4. The Archbishop is the Focus of Unity for the Anglican Communion. He is convener and host of the Lambeth Conference, President of the Anglican Consultative Council, and Chair of the Primates’ meeting. In these roles he travels extensively throughout the Anglican Communion, visiting provinces and dioceses, and supporting and encouraging the witness of the Church in very diverse contexts. As primus inter pares among the bishops, he has a special concern for those in episcopal ministry.
The Archbishop of Canterbury is, along with the Bishop of Rome and the Ecumenical Patriarch, widely regarded as an international spiritual leader, representing the Christian Church. On overseas visits, a meeting with the Head of State is almost always a part of the programme, as are meetings with other significant political persons.

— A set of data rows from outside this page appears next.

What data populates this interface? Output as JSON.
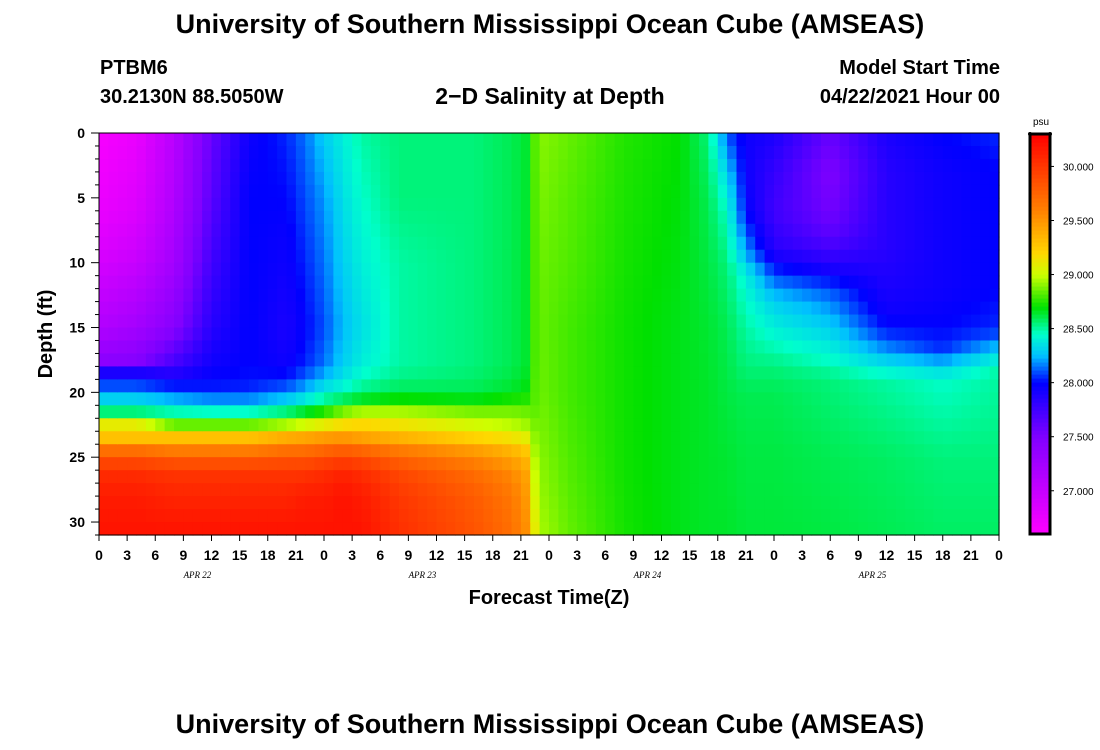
{
  "header": {
    "title": "University of Southern Mississippi Ocean Cube (AMSEAS)",
    "station": "PTBM6",
    "coords": "30.2130N  88.5050W",
    "subtitle": "2−D Salinity at Depth",
    "model_start_label": "Model Start Time",
    "model_start_value": "04/22/2021 Hour 00"
  },
  "footer": {
    "title": "University of Southern Mississippi Ocean Cube (AMSEAS)"
  },
  "chart_data": {
    "type": "heatmap",
    "title": "2−D Salinity at Depth",
    "xlabel": "Forecast Time(Z)",
    "ylabel": "Depth (ft)",
    "x_tick_labels": [
      "0",
      "3",
      "6",
      "9",
      "12",
      "15",
      "18",
      "21",
      "0",
      "3",
      "6",
      "9",
      "12",
      "15",
      "18",
      "21",
      "0",
      "3",
      "6",
      "9",
      "12",
      "15",
      "18",
      "21",
      "0",
      "3",
      "6",
      "9",
      "12",
      "15",
      "18",
      "21",
      "0"
    ],
    "day_labels": [
      "APR 22",
      "APR 23",
      "APR 24",
      "APR 25"
    ],
    "xlim_hours": [
      0,
      96
    ],
    "y_ticks": [
      0,
      5,
      10,
      15,
      20,
      25,
      30
    ],
    "ylim": [
      0,
      31
    ],
    "y_inverted": true,
    "colorbar": {
      "unit": "psu",
      "range": [
        26.6,
        30.3
      ],
      "tick_labels": [
        "30.000",
        "29.500",
        "29.000",
        "28.500",
        "28.000",
        "27.500",
        "27.000"
      ],
      "tick_values": [
        30.0,
        29.5,
        29.0,
        28.5,
        28.0,
        27.5,
        27.0
      ],
      "color_stops": [
        {
          "value": 26.6,
          "color": "#ff00ff"
        },
        {
          "value": 27.5,
          "color": "#8000ff"
        },
        {
          "value": 28.0,
          "color": "#0000ff"
        },
        {
          "value": 28.25,
          "color": "#00bfff"
        },
        {
          "value": 28.45,
          "color": "#00ffcc"
        },
        {
          "value": 28.7,
          "color": "#00e000"
        },
        {
          "value": 29.0,
          "color": "#ccff00"
        },
        {
          "value": 29.2,
          "color": "#ffd700"
        },
        {
          "value": 29.6,
          "color": "#ff8000"
        },
        {
          "value": 30.3,
          "color": "#ff0000"
        }
      ]
    },
    "series": [
      {
        "hour": 0,
        "depths": [
          0,
          3,
          6,
          9,
          12,
          15,
          17.5,
          18.5,
          19.5,
          20.5,
          21.5,
          22.5,
          23.5,
          24.5,
          26,
          28,
          31
        ],
        "values": [
          26.65,
          26.7,
          26.75,
          26.85,
          27.0,
          27.15,
          27.4,
          27.9,
          28.1,
          28.3,
          28.55,
          29.1,
          29.3,
          29.7,
          30.05,
          30.15,
          30.2
        ]
      },
      {
        "hour": 4,
        "depths": [
          0,
          3,
          6,
          9,
          12,
          15,
          17.5,
          18.5,
          19.5,
          20.5,
          21.5,
          22.5,
          23.5,
          24.5,
          26,
          28,
          31
        ],
        "values": [
          26.75,
          26.8,
          26.85,
          26.95,
          27.1,
          27.25,
          27.45,
          27.9,
          28.1,
          28.3,
          28.55,
          29.1,
          29.3,
          29.7,
          30.05,
          30.15,
          30.2
        ]
      },
      {
        "hour": 8,
        "depths": [
          0,
          5,
          10,
          15,
          18,
          19,
          20,
          21,
          22,
          23,
          24,
          26,
          28,
          31
        ],
        "values": [
          27.1,
          27.15,
          27.25,
          27.45,
          27.75,
          27.95,
          28.1,
          28.35,
          28.6,
          29.1,
          29.5,
          30.0,
          30.1,
          30.2
        ]
      },
      {
        "hour": 12,
        "depths": [
          0,
          5,
          10,
          15,
          18,
          20,
          21,
          22,
          23,
          24,
          26,
          28,
          31
        ],
        "values": [
          27.6,
          27.65,
          27.75,
          27.85,
          27.95,
          28.05,
          28.3,
          28.6,
          29.1,
          29.5,
          30.0,
          30.1,
          30.2
        ]
      },
      {
        "hour": 16,
        "depths": [
          0,
          5,
          10,
          15,
          18,
          20,
          21,
          22,
          23,
          24,
          26,
          28,
          31
        ],
        "values": [
          27.95,
          28.0,
          28.0,
          28.0,
          28.0,
          28.05,
          28.3,
          28.6,
          29.1,
          29.5,
          30.0,
          30.1,
          30.2
        ]
      },
      {
        "hour": 20,
        "depths": [
          0,
          5,
          10,
          15,
          18,
          20,
          21,
          22,
          23,
          24,
          26,
          28,
          31
        ],
        "values": [
          28.05,
          28.0,
          27.95,
          27.9,
          27.95,
          28.15,
          28.4,
          28.7,
          29.2,
          29.6,
          30.0,
          30.1,
          30.2
        ]
      },
      {
        "hour": 22,
        "depths": [
          0,
          5,
          10,
          15,
          18,
          20,
          21,
          22,
          23,
          24,
          26,
          28,
          31
        ],
        "values": [
          28.15,
          28.1,
          28.05,
          28.0,
          28.05,
          28.25,
          28.5,
          28.8,
          29.25,
          29.6,
          30.0,
          30.15,
          30.2
        ]
      },
      {
        "hour": 24,
        "depths": [
          0,
          5,
          10,
          15,
          18,
          20,
          21,
          22,
          23,
          24,
          26,
          28,
          31
        ],
        "values": [
          28.3,
          28.2,
          28.15,
          28.1,
          28.15,
          28.4,
          28.6,
          28.9,
          29.3,
          29.65,
          30.05,
          30.15,
          30.2
        ]
      },
      {
        "hour": 26,
        "depths": [
          0,
          5,
          10,
          15,
          18,
          20,
          21,
          22,
          23,
          24,
          26,
          28,
          31
        ],
        "values": [
          28.4,
          28.35,
          28.3,
          28.25,
          28.3,
          28.45,
          28.7,
          29.05,
          29.3,
          29.7,
          30.1,
          30.2,
          30.2
        ]
      },
      {
        "hour": 28,
        "depths": [
          0,
          5,
          10,
          15,
          18,
          20,
          21,
          22,
          23,
          24,
          26,
          28,
          31
        ],
        "values": [
          28.5,
          28.45,
          28.4,
          28.35,
          28.4,
          28.55,
          28.75,
          29.15,
          29.25,
          29.65,
          30.05,
          30.15,
          30.2
        ]
      },
      {
        "hour": 32,
        "depths": [
          0,
          5,
          10,
          15,
          18,
          20,
          21,
          22,
          23,
          24,
          26,
          28,
          31
        ],
        "values": [
          28.55,
          28.55,
          28.5,
          28.5,
          28.5,
          28.6,
          28.8,
          29.1,
          29.2,
          29.55,
          29.9,
          30.0,
          30.05
        ]
      },
      {
        "hour": 40,
        "depths": [
          0,
          5,
          10,
          15,
          18,
          20,
          21,
          22,
          23,
          24,
          26,
          28,
          31
        ],
        "values": [
          28.55,
          28.55,
          28.55,
          28.55,
          28.55,
          28.6,
          28.75,
          29.0,
          29.05,
          29.4,
          29.7,
          29.8,
          29.85
        ]
      },
      {
        "hour": 44,
        "depths": [
          0,
          5,
          10,
          15,
          18,
          20,
          21,
          22,
          23,
          24,
          26,
          28,
          31
        ],
        "values": [
          28.6,
          28.6,
          28.6,
          28.6,
          28.6,
          28.65,
          28.8,
          28.95,
          29.0,
          29.3,
          29.55,
          29.65,
          29.7
        ]
      },
      {
        "hour": 45.9,
        "depths": [
          0,
          5,
          10,
          15,
          18,
          20,
          21,
          22,
          23,
          24,
          26,
          28,
          31
        ],
        "values": [
          28.65,
          28.65,
          28.65,
          28.65,
          28.65,
          28.7,
          28.8,
          28.9,
          28.95,
          29.2,
          29.4,
          29.45,
          29.5
        ]
      },
      {
        "hour": 46.2,
        "depths": [
          0,
          5,
          10,
          15,
          18,
          20,
          21,
          22,
          23,
          24,
          26,
          28,
          31
        ],
        "values": [
          28.78,
          28.78,
          28.78,
          28.78,
          28.78,
          28.8,
          28.8,
          28.85,
          28.9,
          28.95,
          29.05,
          29.1,
          29.2
        ]
      },
      {
        "hour": 47,
        "depths": [
          0,
          5,
          10,
          15,
          20,
          25,
          31
        ],
        "values": [
          28.9,
          28.88,
          28.86,
          28.85,
          28.86,
          28.9,
          28.95
        ]
      },
      {
        "hour": 50,
        "depths": [
          0,
          5,
          10,
          15,
          20,
          25,
          31
        ],
        "values": [
          28.85,
          28.83,
          28.82,
          28.8,
          28.8,
          28.82,
          28.85
        ]
      },
      {
        "hour": 56,
        "depths": [
          0,
          5,
          10,
          15,
          20,
          25,
          31
        ],
        "values": [
          28.75,
          28.74,
          28.73,
          28.72,
          28.72,
          28.72,
          28.73
        ]
      },
      {
        "hour": 62,
        "depths": [
          0,
          5,
          10,
          15,
          20,
          25,
          31
        ],
        "values": [
          28.7,
          28.69,
          28.68,
          28.67,
          28.67,
          28.67,
          28.67
        ]
      },
      {
        "hour": 65,
        "depths": [
          0,
          5,
          10,
          15,
          20,
          25,
          31
        ],
        "values": [
          28.55,
          28.6,
          28.62,
          28.64,
          28.65,
          28.65,
          28.65
        ]
      },
      {
        "hour": 67,
        "depths": [
          0,
          3,
          6,
          10,
          15,
          20,
          25,
          31
        ],
        "values": [
          28.1,
          28.3,
          28.45,
          28.55,
          28.6,
          28.62,
          28.64,
          28.65
        ]
      },
      {
        "hour": 69,
        "depths": [
          0,
          3,
          6,
          9,
          11,
          15,
          18,
          20,
          25,
          31
        ],
        "values": [
          27.95,
          27.95,
          28.0,
          28.2,
          28.4,
          28.5,
          28.55,
          28.6,
          28.62,
          28.63
        ]
      },
      {
        "hour": 72,
        "depths": [
          0,
          3,
          6,
          9,
          11,
          13,
          16,
          18,
          20,
          25,
          31
        ],
        "values": [
          27.9,
          27.8,
          27.75,
          27.85,
          28.1,
          28.3,
          28.45,
          28.55,
          28.6,
          28.62,
          28.63
        ]
      },
      {
        "hour": 78,
        "depths": [
          0,
          3,
          6,
          8,
          10,
          12,
          15,
          17.5,
          19,
          25,
          31
        ],
        "values": [
          27.6,
          27.5,
          27.55,
          27.65,
          27.85,
          28.1,
          28.3,
          28.45,
          28.55,
          28.6,
          28.62
        ]
      },
      {
        "hour": 84,
        "depths": [
          0,
          3,
          6,
          9,
          12,
          14,
          16,
          17.5,
          19,
          25,
          31
        ],
        "values": [
          27.9,
          27.85,
          27.85,
          27.85,
          27.9,
          27.95,
          28.1,
          28.3,
          28.5,
          28.58,
          28.6
        ]
      },
      {
        "hour": 90,
        "depths": [
          0,
          3,
          6,
          9,
          12,
          15,
          16.5,
          17.5,
          19,
          25,
          31
        ],
        "values": [
          28.0,
          27.95,
          27.95,
          27.95,
          27.95,
          28.0,
          28.05,
          28.2,
          28.45,
          28.55,
          28.58
        ]
      },
      {
        "hour": 96,
        "depths": [
          0,
          3,
          6,
          9,
          12,
          15,
          16,
          17,
          18.5,
          25,
          31
        ],
        "values": [
          28.05,
          28.0,
          28.0,
          28.0,
          28.0,
          28.05,
          28.15,
          28.35,
          28.5,
          28.55,
          28.58
        ]
      }
    ]
  }
}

5. The Archbishop has a national and international ecumenical role; nationally he is one of the Presidents of Churches Together in England, who provide strategic guidance to ecumenical endeavours.
6. The Archbishop takes the lead in relationships with members of other faith communities both in this country and overseas, reflecting the increasing significance of those communities for the context in which the Church’s mission and ministry take place.
Although several of these items are strictly spiritual, it seems likely that a ‘temporal’ element could be found in 1,2 and 4, and perhaps in others, which would take some of the enormous pressures off the next incumbent.
Tomorrow, I was to have put up a post suggesting the above, in a light-hearted, Saturday morning sort of way.
Imagine my surprise when I see a tweet this evening (thank-you, Chris, for the tip-off) from the Telegraph editor, Tony Gallagher.
In last major interview, Rowan tells
@benedictbrogan the job is too big for one man & he didn’t do enough to stop spilt over homosexuality…Anglican church plans historic change for ‘presidential’ figure to take some of Archbishop of Canterbury role, Rowan W tells @Telegraph
Good! I am delighted. So pleased to know that the powers that be are thinking along the same lines as Lay Anglicana!
Of course we must wait to read the fine print….
The interview with Benedict Brogan is now available online. It has some fascinating insights, which need further examination, but on this question, Archbishop Rowan is reported as follows:
The end of his reign is a good time to consider the future of the office he holds. The workload of priest, bishop, administrator, spiritual leader is enormous — has it become too much for one man? He discloses that the Church is considering spreading the load to a “more presidential figure” alongside the Archbishop of Canterbury. This would be a landmark moment for the Anglican communion. Can he imagine a time when the Archbishop of Canterbury is no longer its head? “It would be a very different communion, because the history is just bound up with that place, that office. So there may be more of a sense of a primacy of honour, and less a sense that the Archbishop is expected to sort everything.”